Table 1: Pooled analysis. Reference: Davis, Tan, O ’Donnell & Schulze, 2004, p. 1332
The additional following effects were reported in the meta- analysis when 100% oxygen was used for resuscitation in term infants:
- Delayed the time to first breath
- Delayed the time to first cry
- Caused oxidative stress for up to 4 weeks (Davis, et al., 2004)
Vento, et al., (2005) demonstrated that the use of room air for resuscitation of asphyxiated term newborns caused less oxidative stress and diminished ischaemic reperfusion derived acute damage to the myocardium and kidney as compared to 100% oxygen.
What is oxidative stress?
Small amounts of free radicals are generated continuously in living organisms and are necessary for normal cell reactions and cell growth. A free radical is an atom or molecule that contains one or more unpaired electrons. Free radicals are highly reactive and can donate or attempt to remove electrons from other molecules. Once they have paired up with a captured electron, a cascade mechanism is triggered, resulting in disruption to the living cell and damage to proteins, DNA and lipids. The free radicals of interest are the ones derived from oxygen: so called reactive oxygen species (ROS).
Oxidative stress may be considered as an imbalance between pro and antioxidant forces or between the amount of reactive oxygen species and antioxidant defenses.
The transition to extrauterine life causes oxidative stress which is beneficial to the newborn because it contributes to the activation of a number of metabolic pathways. Normally, reactive oxygen species (ROS) generated through hypoxic re-oxygenating are almost totally neutralized by the antioxidant defence system. The antioxidant defence system matures late in gestation and thus is immature in premature infants.

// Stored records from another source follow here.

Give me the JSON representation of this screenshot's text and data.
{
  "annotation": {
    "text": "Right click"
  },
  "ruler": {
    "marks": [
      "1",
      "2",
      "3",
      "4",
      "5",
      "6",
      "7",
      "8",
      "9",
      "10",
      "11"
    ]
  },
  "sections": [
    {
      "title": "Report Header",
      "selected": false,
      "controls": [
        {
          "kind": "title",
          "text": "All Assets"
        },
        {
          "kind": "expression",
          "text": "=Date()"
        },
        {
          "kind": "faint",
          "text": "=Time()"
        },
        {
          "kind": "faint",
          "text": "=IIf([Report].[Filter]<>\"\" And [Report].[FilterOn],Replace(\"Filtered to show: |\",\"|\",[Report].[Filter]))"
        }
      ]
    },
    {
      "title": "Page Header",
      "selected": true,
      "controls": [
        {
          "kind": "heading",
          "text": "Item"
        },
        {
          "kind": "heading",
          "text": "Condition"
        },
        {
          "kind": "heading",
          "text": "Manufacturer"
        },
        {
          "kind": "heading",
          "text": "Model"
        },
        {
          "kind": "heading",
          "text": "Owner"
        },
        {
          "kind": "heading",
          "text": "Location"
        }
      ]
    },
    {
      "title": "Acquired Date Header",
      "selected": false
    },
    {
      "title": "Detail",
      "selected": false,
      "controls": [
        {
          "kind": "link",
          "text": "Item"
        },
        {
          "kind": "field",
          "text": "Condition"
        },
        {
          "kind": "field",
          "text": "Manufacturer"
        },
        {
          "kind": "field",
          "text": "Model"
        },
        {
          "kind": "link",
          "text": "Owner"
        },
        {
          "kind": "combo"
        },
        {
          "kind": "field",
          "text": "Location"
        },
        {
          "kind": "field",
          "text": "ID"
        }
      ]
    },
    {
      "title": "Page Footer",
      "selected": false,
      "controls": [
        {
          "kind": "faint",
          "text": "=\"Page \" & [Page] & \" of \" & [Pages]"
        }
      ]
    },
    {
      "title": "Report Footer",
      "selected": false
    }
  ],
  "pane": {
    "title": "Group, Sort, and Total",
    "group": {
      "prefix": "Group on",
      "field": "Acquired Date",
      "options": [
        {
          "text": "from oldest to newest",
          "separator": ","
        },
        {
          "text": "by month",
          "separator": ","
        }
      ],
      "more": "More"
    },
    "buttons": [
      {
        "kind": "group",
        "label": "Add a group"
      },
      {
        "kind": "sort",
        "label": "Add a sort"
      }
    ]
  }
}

During perinatal asphyxia, and after resuscitation, a burst of reactive oxygen and nitrogen species is generated, overwhelming the newborn antioxidant capacity and causing damage to cell structures, enzymes, RNA and DNA. Exposure to high oxygen levels during resuscitation and hyperoxia during the reperfusion phase of a hypoxic ischaemic brain insult enhances oxidative stress, increases damage to organs and increases mortality rates. (Wang, et al., 2008, Vento, et al., 2005).
Excessive production of reactive oxygen species in association with deficient antioxidant defenses in preterm infants have also been implicated in the so called “oxygen free radical diseases of neonatology” such as bronchopulmonary dysplasia (BPD), retinopathy of prematurity (ROP), periventricular leukomalacia (PVL), intraventricular haemorrhage (IVH) & necrotising entercolitis (NEC).